Analysis was limited by relatively small sample size, lack of information regarding timing of use in pregnancy, lack of information about the chemical composition of cannabis consumed, and response and self-reporting biases (mitigated by the robust design and anonymous nature of the survey). State-level variations within legalization groups could not be studied due to the sample size. Information on use of other adult-use drugs and indication for use among medical users was not collected in this survey and could not be included in the analyses. Also, due to the cross-sectional nature of the study, we cannot establish a causal relationship between legalization and cannabis use. However, the associations discovered herein identify aspects of cannabis usage that require further inquiry and monitoring.
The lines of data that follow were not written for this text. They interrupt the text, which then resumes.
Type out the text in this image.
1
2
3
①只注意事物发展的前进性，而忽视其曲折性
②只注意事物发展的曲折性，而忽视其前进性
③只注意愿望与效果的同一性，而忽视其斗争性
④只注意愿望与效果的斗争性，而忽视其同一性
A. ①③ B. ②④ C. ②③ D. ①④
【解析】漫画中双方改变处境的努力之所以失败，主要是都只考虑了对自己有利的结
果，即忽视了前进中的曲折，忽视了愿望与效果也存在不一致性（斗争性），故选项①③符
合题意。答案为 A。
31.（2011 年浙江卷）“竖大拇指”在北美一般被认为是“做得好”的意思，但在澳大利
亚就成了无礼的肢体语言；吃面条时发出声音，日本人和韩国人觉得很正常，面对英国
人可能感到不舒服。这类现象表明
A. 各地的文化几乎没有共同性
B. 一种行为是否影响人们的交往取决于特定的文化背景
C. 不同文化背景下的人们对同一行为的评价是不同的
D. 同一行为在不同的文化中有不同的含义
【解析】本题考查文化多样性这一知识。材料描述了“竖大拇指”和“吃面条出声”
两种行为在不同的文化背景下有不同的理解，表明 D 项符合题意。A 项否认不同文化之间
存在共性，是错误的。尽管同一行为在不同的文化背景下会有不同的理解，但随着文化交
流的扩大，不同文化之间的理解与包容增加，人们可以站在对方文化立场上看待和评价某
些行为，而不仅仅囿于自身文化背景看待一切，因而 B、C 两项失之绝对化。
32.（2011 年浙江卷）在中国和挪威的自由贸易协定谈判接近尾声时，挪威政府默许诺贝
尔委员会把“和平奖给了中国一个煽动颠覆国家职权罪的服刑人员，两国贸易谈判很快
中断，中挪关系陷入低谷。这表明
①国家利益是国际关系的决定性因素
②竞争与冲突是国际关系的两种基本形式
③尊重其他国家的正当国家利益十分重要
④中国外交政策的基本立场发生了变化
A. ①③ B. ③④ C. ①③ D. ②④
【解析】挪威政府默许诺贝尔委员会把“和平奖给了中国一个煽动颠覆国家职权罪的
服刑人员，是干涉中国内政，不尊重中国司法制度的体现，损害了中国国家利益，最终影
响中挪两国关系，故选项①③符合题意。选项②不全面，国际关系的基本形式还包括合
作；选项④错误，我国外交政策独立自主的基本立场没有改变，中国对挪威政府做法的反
Our findings suggest a need for prenatal and primary care providers to screen and counsel patients regarding cannabis use in pregnancy, particularly in states where it is legal. Increasing public messaging around the risks of cannabis in pregnancy is particularly relevant now as many states have recently implemented cannabis laws and established cannabis markets. Large-scale studies are needed to do an in-depth assessment of use related metrics. There is also an urgent need for a risk-benefit analysis of cannabis versus no treatment or current treatment options for pregnancy-related conditions. Ultimately, it is such granular information that will help identify opportunities for interventions to ensure safer use, if possible, during pregnancy.

Disclosure statement

Hance Clarke and Karim S. Ladha are co-principal investigators of an observational study on medical cannabis funded by Shoppers Drug Mart.

Additional information

Funding

Ms. Vachhani was supported by Kennan Research Summer Student Program Research Award from St. Michael’s Hospital (Toronto, Canada). Dr. Wijeysundera, Dr. Clarke, and Dr. Ladha are supported in part by a Merit Award from the Department of Anesthesiology and Pain Medicine at the University of Toronto.